BANK OF America (BoA) chief executive Ken Lewis was out to get former Merrill Lynch chief executive John Thain from the moment the two Wall Street bankers met.
They were all smiles, of course, when they orchestrated their recent merger and full of the usual promises of harmony and togetherness. But that facade lasted just three weeks as Thain was unceremoniously forced out of his new post as head of global wealth management at Bank of America on Thursday.
Some say it was a clash of egos between the two power brokers that led to Thain’s demise. Others say Thain lost it and started acting erratically until Lewis could take it no more. What is certain is that Thain sprang one too many surprises on his new boss, so many that he was starting to make him look foolish.
What is more, it was beginning to look like the merger Thain so helpfully suggested late last year, might have been the biggest mistake of Lewis’s career.
The first public sign that the relationship between the pair was becoming strained coincided with BoA’s fourth-quarter earnings announcement a week ago. It emerged that Merrill Lynch made losses of more than $15 billion (€11.5 billion) in the period, a sum far higher than anyone on Wall Street had anticipated. Had Lewis known things were so bad, insiders say, he may not have struck the Merrill deal at all.

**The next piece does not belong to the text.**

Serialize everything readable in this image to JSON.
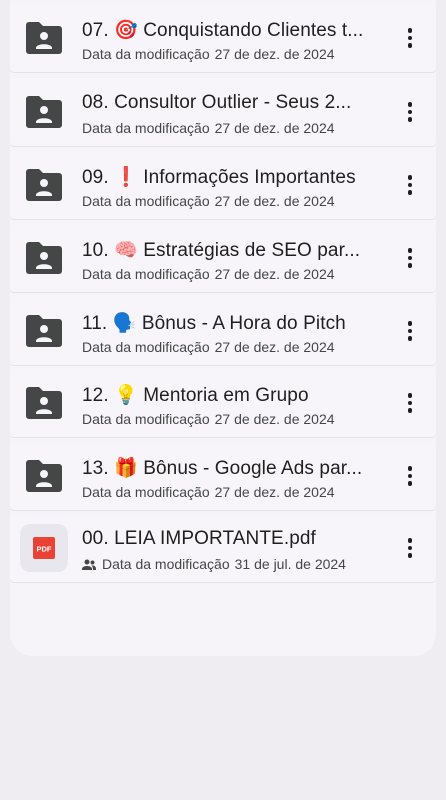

The mood between the two worsened when it emerged that Thain had authorised some $4 billion of bonus payments for Merrill’s brokers just three days before the BoA’s merger was agreed.
How did Thain respond to this predicament? He went on holiday to Vail, Colorado, the exclusive celebrity ski resort, with his wife and friends. Wrong move. Lewis was furious and Thain, previously regarded as a rather dull, intensely intelligent Wall Street chieftain, began to emerge as a rather different character.
The former Goldman Sachs executive who led the New York Stock Exchange and then Merrill Lynch with such a seemingly steady hand was in fact a reckless profligate, with personal tastes to put Louis XIV to shame. Or so someone within BoA wanted us to believe.
Somehow, an invoice paid by Thain to a celebrity interior designer for a $1.2 million refurbishment of his Merrill Lynch office was leaked to the media.
Among the extravagances he ordered were a George IV chair for himself at a cost of $18,468, a “commode on legs” (whatever that may be) for $35,115, and a wastepaper basket made of parchment for $1,405.
But this sort of luxury is nothing new. Thain (53) is renowned in New York for living an extravagant lifestyle. He owns a country estate in Westchester County that is so large it has five addresses in three towns. The property taxes are $150,000 a year. The $10 million mansion, on at least 10 acres, includes several beehives, a clay tennis court and two swimming pools, a large outbuilding as big as some of the surrounding properties and several large paddocks.
A river runs through the massive back garden, while a lake stocked with fish borders the property in its northwest corner.
Thain and his wife bought the pile in 1995 for $3.7 million. With 14 bedrooms, three baths and a basement that has been converted into a heated garage, it now has a value in excess of $9.5 million.
Thain also owns a duplex worth $27.5 million in the exclusive 740 Park Avenue, a building once occupied by John D Rockefeller.
For all the extravagance, however, the real reason for Thain’s departure lies not in how many of his or his firm’s millions he chooses to spend on curtains or bonuses for the boys.
There is only room for one chief executive in the corner office, not two.